Removal of Canada’s safeguards set to cause more wrongful deaths

“It is not obvious that the current safeguards are working.”

This week a Canadian politician expressed concerns about proposed changes to the country’s euthanasia regime:

When Canada legalised euthanasia, under the banalizing and misleading made-in bureaucracy term “Medical Assistance in Dying” or MAID, the Liberals argued that the legislation represented a fine tuned balance. The balance, they said, aimed at facilitating access on the one hand, while also providing safeguards and protecting vulnerable people from being pressured into a premature death that they do not really want.

Unfortunately, fewer than 5 years later and before a scheduled statutory review, the government is already taking further steps to remove safeguards, upsetting the so-called balance that they created.

In the absence of a review of the safeguards, the Canadian government has proposed the removal of two of them: the ten day waiting period and the requirement that a patient’s request for euthanasia be signed by two independent witnesses.  

Both of these proposed changes are not in response to any court decision.

The proposed changes would mean that a person could request euthanasia and be euthanised in one day.

The implications of removing a reflection period for every person who requests euthanasia or assisted suicide are dire.

As stated by Garnett Genuis:

If someone’s pain management is off for a brief period of time, they could quickly be moved from the beginning to the end of the process, without any engagement of independent witnesses or family members.

An expressed desire to die may be a sustained and consistent intention, but it may also be a short-term cry for help – for better care, better management of pain, or more love and support from others.

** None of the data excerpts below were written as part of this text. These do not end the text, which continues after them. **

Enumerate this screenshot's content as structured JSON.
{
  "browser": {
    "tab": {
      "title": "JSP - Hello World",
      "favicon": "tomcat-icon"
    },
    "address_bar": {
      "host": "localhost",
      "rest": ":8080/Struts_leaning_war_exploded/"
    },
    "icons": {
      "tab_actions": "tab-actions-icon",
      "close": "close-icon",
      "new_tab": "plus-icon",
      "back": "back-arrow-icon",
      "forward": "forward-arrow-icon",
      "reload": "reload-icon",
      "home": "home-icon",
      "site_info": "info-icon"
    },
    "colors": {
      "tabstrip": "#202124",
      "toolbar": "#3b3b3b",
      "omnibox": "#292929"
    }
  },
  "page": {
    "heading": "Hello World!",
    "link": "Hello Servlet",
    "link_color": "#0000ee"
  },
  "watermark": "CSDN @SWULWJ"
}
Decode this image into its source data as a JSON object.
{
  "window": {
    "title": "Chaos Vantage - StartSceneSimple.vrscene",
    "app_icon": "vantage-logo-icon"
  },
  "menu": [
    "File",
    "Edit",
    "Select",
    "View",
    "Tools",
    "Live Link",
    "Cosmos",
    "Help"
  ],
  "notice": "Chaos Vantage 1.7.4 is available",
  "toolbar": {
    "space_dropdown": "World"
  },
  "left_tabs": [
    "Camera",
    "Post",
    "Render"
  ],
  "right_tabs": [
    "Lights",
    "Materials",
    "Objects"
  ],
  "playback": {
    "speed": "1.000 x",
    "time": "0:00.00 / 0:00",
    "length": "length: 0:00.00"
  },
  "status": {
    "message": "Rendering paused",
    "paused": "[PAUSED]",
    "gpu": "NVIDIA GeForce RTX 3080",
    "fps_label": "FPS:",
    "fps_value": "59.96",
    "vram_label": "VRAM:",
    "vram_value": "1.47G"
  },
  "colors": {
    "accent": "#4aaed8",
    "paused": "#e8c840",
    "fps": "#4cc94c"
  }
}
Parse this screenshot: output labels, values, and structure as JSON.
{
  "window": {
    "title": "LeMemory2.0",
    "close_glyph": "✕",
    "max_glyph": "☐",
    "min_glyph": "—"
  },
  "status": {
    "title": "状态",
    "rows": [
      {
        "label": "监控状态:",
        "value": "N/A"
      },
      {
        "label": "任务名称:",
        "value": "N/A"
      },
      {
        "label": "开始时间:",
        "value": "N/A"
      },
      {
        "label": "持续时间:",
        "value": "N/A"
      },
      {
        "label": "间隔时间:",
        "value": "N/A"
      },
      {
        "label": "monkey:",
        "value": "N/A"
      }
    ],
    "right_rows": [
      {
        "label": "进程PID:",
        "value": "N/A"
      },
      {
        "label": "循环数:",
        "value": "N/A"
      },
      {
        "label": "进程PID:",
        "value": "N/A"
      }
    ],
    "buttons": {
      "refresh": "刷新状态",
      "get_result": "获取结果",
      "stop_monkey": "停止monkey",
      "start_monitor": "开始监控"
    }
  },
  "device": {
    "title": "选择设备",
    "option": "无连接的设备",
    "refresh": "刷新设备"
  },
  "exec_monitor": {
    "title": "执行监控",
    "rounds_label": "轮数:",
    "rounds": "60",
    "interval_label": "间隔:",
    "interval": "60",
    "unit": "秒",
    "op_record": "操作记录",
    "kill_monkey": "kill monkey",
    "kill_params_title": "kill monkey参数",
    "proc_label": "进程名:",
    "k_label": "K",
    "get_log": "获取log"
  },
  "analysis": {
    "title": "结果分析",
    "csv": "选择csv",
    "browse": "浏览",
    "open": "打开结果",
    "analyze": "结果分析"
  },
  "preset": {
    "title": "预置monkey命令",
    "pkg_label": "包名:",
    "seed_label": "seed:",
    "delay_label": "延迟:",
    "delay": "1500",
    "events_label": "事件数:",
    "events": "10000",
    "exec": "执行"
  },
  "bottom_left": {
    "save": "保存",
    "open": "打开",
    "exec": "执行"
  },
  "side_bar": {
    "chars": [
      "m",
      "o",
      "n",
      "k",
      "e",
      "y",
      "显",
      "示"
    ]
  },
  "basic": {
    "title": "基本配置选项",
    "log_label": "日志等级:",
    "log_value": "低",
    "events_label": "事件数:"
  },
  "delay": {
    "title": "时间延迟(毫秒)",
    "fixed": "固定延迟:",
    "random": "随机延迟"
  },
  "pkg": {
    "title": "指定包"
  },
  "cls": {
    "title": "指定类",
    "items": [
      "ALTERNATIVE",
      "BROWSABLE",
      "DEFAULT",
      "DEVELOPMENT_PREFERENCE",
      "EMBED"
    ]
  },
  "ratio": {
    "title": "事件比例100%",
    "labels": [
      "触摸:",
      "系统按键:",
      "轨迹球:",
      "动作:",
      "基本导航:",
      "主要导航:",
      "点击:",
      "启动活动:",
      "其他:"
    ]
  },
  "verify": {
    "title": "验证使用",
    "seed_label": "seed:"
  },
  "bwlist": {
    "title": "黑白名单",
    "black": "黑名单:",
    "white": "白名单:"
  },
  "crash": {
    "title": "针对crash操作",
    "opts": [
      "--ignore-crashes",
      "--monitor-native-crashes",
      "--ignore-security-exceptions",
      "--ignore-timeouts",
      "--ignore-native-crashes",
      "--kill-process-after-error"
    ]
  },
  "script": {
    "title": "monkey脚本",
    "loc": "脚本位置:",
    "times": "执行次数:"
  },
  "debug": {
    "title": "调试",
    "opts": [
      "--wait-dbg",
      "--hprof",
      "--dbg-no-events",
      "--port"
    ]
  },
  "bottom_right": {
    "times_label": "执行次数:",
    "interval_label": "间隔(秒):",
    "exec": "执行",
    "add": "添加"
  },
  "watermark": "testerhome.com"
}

When I did suicide prevention training in preparation for taking on a leadership role in my university residence, we were taught to treat every expressed desire for death as a cry for help and to look for ways to address the cause of the person’s suffering. With the legal change, things are now murkier – the desire for death by certain people is now met with suicide facilitation instead of suicide prevention. How do we decide which people should receive suicide facilitation and which people should receive suicide prevention?

In relation to the requirement for two independent witnesses, this ‘safeguard’ is intended to protect against vulnerable patients being taken advantage of. Human nature demonstrates that not everyone does the right thing, which is why the legislation currently includes this protection.

To further quote Genuis:

… the data from other jurisdictions shows that a small number of ‘envelope-pushing health-care providers can be over-represented in problematic cases. Safeguards that require the presence of independent witnesses might not be necessary in most cases, but the risk of lives be taken under improper circumstances in a minority of cases by a small number of activist euthanizers is real. Independent witnesses confirming consent can guard against this.

Once again, euthanasia activists in Canada are demonstrating that legislation with ‘strict safeguards’ is only ever a foot in the door to get legislation through parliaments, with the inevitable “easing” or “removing” of these very same ‘strict safeguards’ some time later. In Canada’s case, this is occurring much sooner than expected.

The only way to safeguard vulnerable patients is not to legalise euthanasia in the first place.